De-engineering the Semantic Web: Linking Archaeological Data
Leif Isaksen (Southampton)
Digital Classicist/ICS Work in Progress Seminar, Summer 2009
Friday 24th July at 16:30, in room STB3/6, Senate House, Malet Street, London WC1E 7HU
The idea of the Semantic Web has held great promise but seen little uptake by archaeologists due to its perceived complexity. Fortunately, the concept of Linked Data  - information structured using a variety of public schemas and data sources - is starting to change this perception. However, successful integration of legacy datasets requires the separation of the instances, terminologies and (frequently implicit) ontologies that constitute them so that each can be dealt with appropriately. Furthermore, it is imperative that such mappings between local and canonical terms be undertaken by those who best understand the data, ie. the curators themselves. This paper will discuss recent doctoral research seeking to provide practical solutions to this process and give some early examples of its potential benefit to archaeology.
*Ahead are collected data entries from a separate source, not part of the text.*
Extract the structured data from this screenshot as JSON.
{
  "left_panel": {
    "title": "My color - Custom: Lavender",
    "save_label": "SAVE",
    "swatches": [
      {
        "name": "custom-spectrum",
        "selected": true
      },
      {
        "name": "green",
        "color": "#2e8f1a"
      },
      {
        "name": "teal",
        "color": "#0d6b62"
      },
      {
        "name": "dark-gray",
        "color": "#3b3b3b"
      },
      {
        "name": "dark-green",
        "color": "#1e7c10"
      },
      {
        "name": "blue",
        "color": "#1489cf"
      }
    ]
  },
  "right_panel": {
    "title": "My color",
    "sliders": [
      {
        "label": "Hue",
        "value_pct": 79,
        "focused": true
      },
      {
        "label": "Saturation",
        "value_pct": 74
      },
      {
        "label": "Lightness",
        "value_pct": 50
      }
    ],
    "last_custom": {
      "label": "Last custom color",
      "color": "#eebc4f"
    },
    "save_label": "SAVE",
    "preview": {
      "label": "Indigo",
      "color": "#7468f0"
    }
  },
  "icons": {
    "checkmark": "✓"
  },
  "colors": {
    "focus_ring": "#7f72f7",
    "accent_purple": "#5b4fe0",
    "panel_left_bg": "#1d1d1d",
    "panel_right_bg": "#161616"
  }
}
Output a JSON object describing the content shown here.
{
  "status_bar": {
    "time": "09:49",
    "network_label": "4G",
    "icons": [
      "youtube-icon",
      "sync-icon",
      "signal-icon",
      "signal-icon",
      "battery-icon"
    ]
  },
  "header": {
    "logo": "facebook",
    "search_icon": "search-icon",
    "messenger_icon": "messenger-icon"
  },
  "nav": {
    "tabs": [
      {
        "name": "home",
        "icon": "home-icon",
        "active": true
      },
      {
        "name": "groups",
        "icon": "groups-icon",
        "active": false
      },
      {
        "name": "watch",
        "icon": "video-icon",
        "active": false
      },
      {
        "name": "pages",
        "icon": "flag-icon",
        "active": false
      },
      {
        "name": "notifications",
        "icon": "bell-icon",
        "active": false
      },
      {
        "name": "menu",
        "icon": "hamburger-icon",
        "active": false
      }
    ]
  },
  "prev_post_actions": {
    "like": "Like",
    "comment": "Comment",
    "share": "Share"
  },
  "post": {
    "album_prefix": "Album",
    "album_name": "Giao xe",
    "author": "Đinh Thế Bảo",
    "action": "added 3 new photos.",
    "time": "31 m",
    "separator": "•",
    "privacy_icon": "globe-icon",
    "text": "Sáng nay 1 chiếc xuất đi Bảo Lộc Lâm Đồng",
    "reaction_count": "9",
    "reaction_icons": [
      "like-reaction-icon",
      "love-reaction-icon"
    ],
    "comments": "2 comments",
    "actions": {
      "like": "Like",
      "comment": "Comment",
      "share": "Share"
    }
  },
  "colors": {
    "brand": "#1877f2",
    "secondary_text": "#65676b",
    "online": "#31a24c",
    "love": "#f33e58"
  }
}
‘Roman Ports in the Western Mediterranean’ , a project undertaken by the University of Southampton and British School at Rome, has brought together a multitude of partners in order to share data about amphora and marble distribution along the Mediterranean littoral. With standardised Semantic Web technologies such as RDF/S and OWL now well established, the principal technical challenge lies in making it a simple and intuitive process for non-technicians to map their own datasets to globally unique canonical Uniform Resource Identifiers (URIs). Initial research has created a guided process by which relational data columns can be mapped to concepts within an ontology, and Natural Language Processing used to facilitate the mapping local terms to concepts within different concept schemes. Spatial toponyms are also extracted and integreated using the Geonames webservice . Temporal information is to be introduced in the next phase of development. The production of an XML configuration file means that export from the data set can be regularly exported from the dataset without further manual intervention.
The final part of the presentation will look at the alignment of parallel ontologies and terminologies (taxonomies, thesauri etc.). The etic nature of archaeological classification dictates that comparisons between entities described using different typologies must be both transparent and easily repeatable using different typological alignments. The Linked Data approach creates both flexibility and dangers in this regard when contrasted with those that utilise a single ontology. Some of these will be outlined and the use of SKOS vocabulary  as a means for dealing with multiple concept schemes will be given specific attention.
The seminar will be followed by wine and refreshments.